NURMAL IDRUS, Direktur Nurani Strategic
Sejak naik pangkat menggantikan Joko widodo menjadi Jakarta 1, hampir dua tahun silam, Basuki Tjahja Purnama adalah harapan baru warga Jakarta. Ia seperti oase di tengah kegersangan ladang politik Indonesia yang diisi figur-figur tak mumpuni.
Kehadirannya membuncahkan harapan yang nyaris tenggelam oleh karena kepesimisan kita akan lahirnya pemimpin lurus nan tegas. Maka, ketika Ahok mengambil tongkat estafet dari Jokowi segera saja sang putra Belitung ini bisa merebut hati rakyat. Tak hanya rakyat Jakarta tetapi bahkan Indonesia.
Popularitasnya boleh dianggap di atas rata-rata alias mendekati 100 persen. Nyaris seluruh penduduk Jakarta yang masih waras pasti mengenalnya.
Hal itu juga diikuti oleh tingkat kesukaannya yang sama tinggi. Hebatnya, jalan pintas berupa penggusuran yang dipilihnya untuk menata Jakarta justru disambut antusias bahkan oleh yang menjadi korban penggusurannya.
Itu karena Ahok tak hanya sekedar menggusur tetapi juga memberikan solusi jangka panjang pada para korban penggusuran. Di lingkungan Pemda Jakarta, ia sangat disayang. Sejak kepemimpinannya berlaku insentif kinerja yang membuat pegawai Pemda Jakarta bergelimang fulus.
Di kalangan bawah, ia menjadi idola karena sering menjadi "robinhood". Ahok memaksimalkan APBD Jakarta yang triliunan itu untuk dipergunakan lebih banyak pada kegiatan sosial kemasyarakatan di ribuan lorong sempit nan kumuh di Jakarta.
Ada lebih banyak pengangguran yang kemudian mendapat pendapatan tetap karena berbagai program padat karyanya. Ia juga menjadi idola karena ketegasannya dan sikap pemberaninya.
Secara logika, Ahok hingga setahun lebih kepemimpinannya seperti tak punya lawan untuk melanjutkan pengendaliannya pada Jakarta.
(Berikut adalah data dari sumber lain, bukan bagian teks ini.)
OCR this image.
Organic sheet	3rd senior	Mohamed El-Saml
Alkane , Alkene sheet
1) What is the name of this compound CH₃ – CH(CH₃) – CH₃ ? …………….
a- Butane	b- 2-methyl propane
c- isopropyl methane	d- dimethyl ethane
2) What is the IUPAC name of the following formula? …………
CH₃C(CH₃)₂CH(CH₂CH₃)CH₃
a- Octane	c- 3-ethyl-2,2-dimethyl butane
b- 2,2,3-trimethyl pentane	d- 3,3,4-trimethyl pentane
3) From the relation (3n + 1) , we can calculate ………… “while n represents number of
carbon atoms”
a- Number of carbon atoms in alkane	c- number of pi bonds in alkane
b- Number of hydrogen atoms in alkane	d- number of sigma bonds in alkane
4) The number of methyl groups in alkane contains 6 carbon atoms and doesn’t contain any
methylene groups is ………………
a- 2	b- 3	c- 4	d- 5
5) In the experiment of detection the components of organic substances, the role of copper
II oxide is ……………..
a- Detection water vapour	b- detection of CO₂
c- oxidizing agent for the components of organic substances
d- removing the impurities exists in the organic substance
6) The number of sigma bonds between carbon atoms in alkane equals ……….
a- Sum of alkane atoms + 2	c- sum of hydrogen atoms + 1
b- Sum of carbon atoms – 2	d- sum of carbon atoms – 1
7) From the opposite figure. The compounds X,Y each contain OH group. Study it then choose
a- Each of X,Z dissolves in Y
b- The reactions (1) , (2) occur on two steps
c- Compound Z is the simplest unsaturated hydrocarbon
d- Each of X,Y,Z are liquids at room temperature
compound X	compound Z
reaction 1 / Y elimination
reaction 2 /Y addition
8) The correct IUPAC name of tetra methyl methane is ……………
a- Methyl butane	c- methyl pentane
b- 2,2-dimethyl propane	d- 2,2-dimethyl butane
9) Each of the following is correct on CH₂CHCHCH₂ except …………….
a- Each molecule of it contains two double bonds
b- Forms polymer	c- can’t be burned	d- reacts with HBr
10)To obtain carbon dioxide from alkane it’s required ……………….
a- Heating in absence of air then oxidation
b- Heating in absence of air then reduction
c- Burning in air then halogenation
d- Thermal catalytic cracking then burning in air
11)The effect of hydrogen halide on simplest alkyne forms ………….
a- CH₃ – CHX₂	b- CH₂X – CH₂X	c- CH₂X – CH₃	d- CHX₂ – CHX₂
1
Survey berbagai lembaga juga menunjukkan ia sulit untuk ditaklukkan.
Elektabilitasnya di atas 40 persen atau hanya butuh beberapa digit lagi untuk menyelesaikan pertarungan dalam satu putaran. Ahok sebenarnya tinggal duduk manis menunggu hari pemungutan 17 February 2017
Ahok sebenarnya tinggal duduk manis menunggu hari pemungutan 17 February 2017 untuk membuktikan kecintaan warga Jakarta pada dirinya.
Tapi Ahok seperti memegang balon karet. Ia terus meniupkan oksigen hingga balon tak sanggup lagi menahan desakan oksigen itu. Ia seperti tak puas dengan gelembung besar yang sudah ia ciptakan.
Sayang sekali, padahal balon itu sudah membentuk pola gelembung yang sempurna. Ahok merusak posisinya sendiri. Ia seharusnya bermain aman atau menerapkan strategi bertahan ala catenaccio. Pertahanan sepakbola bak grendel yang dipopulerkan Italia itu membuat negeri ini menjadi salah satu pertahanan yang paling sulit ditembus.
Kini, Ahok telah memilih jalan politiknya sendiri.
Ia seharusnya sudah bisa tidur nyenyak untuk melanjutkan darma bhaktinya bagi Jakarta. Tapi dengan banyak kontroversi yang dipicunya sendiri, ia kini mesti terus terjaga. Dulu, Ahok saya yakini bisa menuntaskan kompetisi dalam sekali game alias satu putaran.
Hari ini, saya jadi tak yakin. Dua persoalan baginya kini. Pertama, apakah ia mampu lolos ke putaran selanjutnya. Kedua, jika pun lolos apakah dia tak akan jadi musuh bersama.Seandainya saya Ahok, saya akan memilih mengunci mulut, blusukan ke kantong-kantong suara, menebar lebih banyak program padat karya yang pro rakyat dan sementara menghentikan penggusuran.